Professor Matthews: 
We work about 3 hrs drive south of Salt Lake City in the Western Utah desert. It is a long drive any time you need to go to work or find parts to repair something - the reward is that it is very dark and quiet. We have lots of wildlife.... crows and cows which chew on our cables, birds which "do their business" on our solar panels, scorpions, black widow spiders, tarantulas, rattle snakes, etc.... It all keeps life interesting...

John:
Thank you ever so much taking the time to answer professor.

Above: If cosmic ray strikes were made visible they might look a bit like this. You can't see it here but all the Londoners in the picture are shrugging - weirder things happen in London every day. Sometimes the traffic jams even move.... Courtesy of the University of Birmingham
Elsewhere in the universe:
A 15 meter asteroid flew within 100,000 km of Earth.

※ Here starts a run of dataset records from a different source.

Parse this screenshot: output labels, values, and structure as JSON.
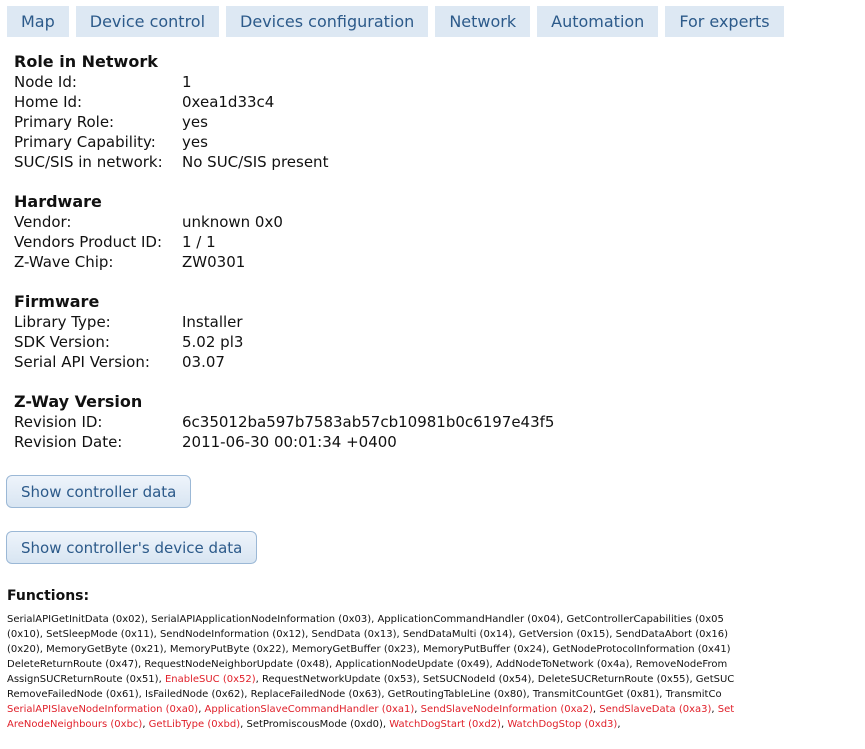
{
  "tabs": [
    "Map",
    "Device control",
    "Devices configuration",
    "Network",
    "Automation",
    "For experts"
  ],
  "sections": [
    {
      "title": "Role in Network",
      "rows": [
        {
          "label": "Node Id:",
          "value": "1"
        },
        {
          "label": "Home Id:",
          "value": "0xea1d33c4"
        },
        {
          "label": "Primary Role:",
          "value": "yes"
        },
        {
          "label": "Primary Capability:",
          "value": "yes"
        },
        {
          "label": "SUC/SIS in network:",
          "value": "No SUC/SIS present"
        }
      ]
    },
    {
      "title": "Hardware",
      "rows": [
        {
          "label": "Vendor:",
          "value": "unknown 0x0"
        },
        {
          "label": "Vendors Product ID:",
          "value": "1 / 1"
        },
        {
          "label": "Z-Wave Chip:",
          "value": "ZW0301"
        }
      ]
    },
    {
      "title": "Firmware",
      "rows": [
        {
          "label": "Library Type:",
          "value": "Installer"
        },
        {
          "label": "SDK Version:",
          "value": "5.02 pl3"
        },
        {
          "label": "Serial API Version:",
          "value": "03.07"
        }
      ]
    },
    {
      "title": "Z-Way Version",
      "rows": [
        {
          "label": "Revision ID:",
          "value": "6c35012ba597b7583ab57cb10981b0c6197e43f5"
        },
        {
          "label": "Revision Date:",
          "value": "2011-06-30 00:01:34 +0400"
        }
      ]
    }
  ],
  "buttons": {
    "show_controller_data": "Show controller data",
    "show_device_data": "Show controller's device data"
  },
  "functions": {
    "title": "Functions:",
    "colors": {
      "supported": "#111111",
      "unsupported": "#e0202a"
    },
    "lines": [
      [
        {
          "t": "SerialAPIGetInitData (0x02), SerialAPIApplicationNodeInformation (0x03), ApplicationCommandHandler (0x04), GetControllerCapabilities (0x05",
          "red": false
        }
      ],
      [
        {
          "t": "(0x10), SetSleepMode (0x11), SendNodeInformation (0x12), SendData (0x13), SendDataMulti (0x14), GetVersion (0x15), SendDataAbort (0x16)",
          "red": false
        }
      ],
      [
        {
          "t": "(0x20), MemoryGetByte (0x21), MemoryPutByte (0x22), MemoryGetBuffer (0x23), MemoryPutBuffer (0x24), GetNodeProtocolInformation (0x41)",
          "red": false
        }
      ],
      [
        {
          "t": "DeleteReturnRoute (0x47), RequestNodeNeighborUpdate (0x48), ApplicationNodeUpdate (0x49), AddNodeToNetwork (0x4a), RemoveNodeFrom",
          "red": false
        }
      ],
      [
        {
          "t": "AssignSUCReturnRoute (0x51), ",
          "red": false
        },
        {
          "t": "EnableSUC (0x52)",
          "red": true
        },
        {
          "t": ", RequestNetworkUpdate (0x53), SetSUCNodeId (0x54), DeleteSUCReturnRoute (0x55), GetSUC",
          "red": false
        }
      ],
      [
        {
          "t": "RemoveFailedNode (0x61), IsFailedNode (0x62), ReplaceFailedNode (0x63), GetRoutingTableLine (0x80), TransmitCountGet (0x81), TransmitCo",
          "red": false
        }
      ],
      [
        {
          "t": "SerialAPISlaveNodeInformation (0xa0)",
          "red": true
        },
        {
          "t": ", ",
          "red": false
        },
        {
          "t": "ApplicationSlaveCommandHandler (0xa1)",
          "red": true
        },
        {
          "t": ", ",
          "red": false
        },
        {
          "t": "SendSlaveNodeInformation (0xa2)",
          "red": true
        },
        {
          "t": ", ",
          "red": false
        },
        {
          "t": "SendSlaveData (0xa3)",
          "red": true
        },
        {
          "t": ", ",
          "red": false
        },
        {
          "t": "Set",
          "red": true
        }
      ],
      [
        {
          "t": "AreNodeNeighbours (0xbc)",
          "red": true
        },
        {
          "t": ", ",
          "red": false
        },
        {
          "t": "GetLibType (0xbd)",
          "red": true
        },
        {
          "t": ", SetPromiscousMode (0xd0), ",
          "red": false
        },
        {
          "t": "WatchDogStart (0xd2)",
          "red": true
        },
        {
          "t": ", ",
          "red": false
        },
        {
          "t": "WatchDogStop (0xd3)",
          "red": true
        },
        {
          "t": ",",
          "red": false
        }
      ]
    ]
  }
}
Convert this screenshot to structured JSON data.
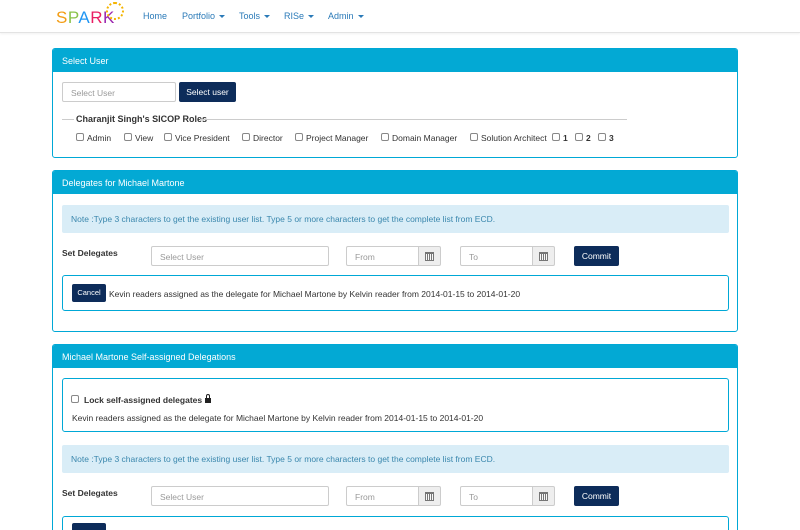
{
  "navbar": {
    "logo": "SPARK",
    "items": [
      {
        "label": "Home",
        "dropdown": false
      },
      {
        "label": "Portfolio",
        "dropdown": true
      },
      {
        "label": "Tools",
        "dropdown": true
      },
      {
        "label": "RISe",
        "dropdown": true
      },
      {
        "label": "Admin",
        "dropdown": true
      }
    ]
  },
  "select_user_panel": {
    "title": "Select User",
    "input_placeholder": "Select User",
    "button_label": "Select user",
    "roles_legend": "Charanjit Singh's SICOP Roles",
    "roles": [
      "Admin",
      "View",
      "Vice President",
      "Director",
      "Project Manager",
      "Domain Manager",
      "Solution Architect",
      "1",
      "2",
      "3"
    ]
  },
  "delegates_panel": {
    "title": "Delegates for Michael Martone",
    "note": "Note :Type 3 characters to get the existing user list. Type 5 or more characters to get the complete list from ECD.",
    "set_delegates_label": "Set Delegates",
    "user_placeholder": "Select User",
    "from_placeholder": "From",
    "to_placeholder": "To",
    "commit_label": "Commit",
    "cancel_label": "Cancel",
    "record_text": "Kevin readers assigned as the delegate for Michael Martone by Kelvin reader from 2014-01-15 to 2014-01-20"
  },
  "self_assigned_panel": {
    "title": "Michael Martone Self-assigned Delegations",
    "lock_label": "Lock self-assigned delegates",
    "record_text": "Kevin readers assigned as the delegate for Michael Martone by Kelvin reader from 2014-01-15 to 2014-01-20",
    "note": "Note :Type 3 characters to get the existing user list. Type 5 or more characters to get the complete list from ECD.",
    "set_delegates_label": "Set Delegates",
    "user_placeholder": "Select User",
    "from_placeholder": "From",
    "to_placeholder": "To",
    "commit_label": "Commit"
  },
  "colors": {
    "panel_heading": "#03a9d4",
    "navy_button": "#0d2c5a",
    "nav_link": "#2a7ab8",
    "alert_bg": "#d9edf7"
  }
}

Bucky ball molecules form in space:
Buckyminsterfullerene, a gigantic molecule of 60 carbon atoms in a football shape, was a breakthrough when it was first manufactured. Now it seems that  Buckyballs form naturally in space - how exactly is a bit of a mystery, but nature is full of surprises and the linked paper explores some of the possible ways they could form.



*Seriously, google it.

 ** This is something that happens to things that get close to lightspeed. Hey, don't blame me, blame Albert Einstein.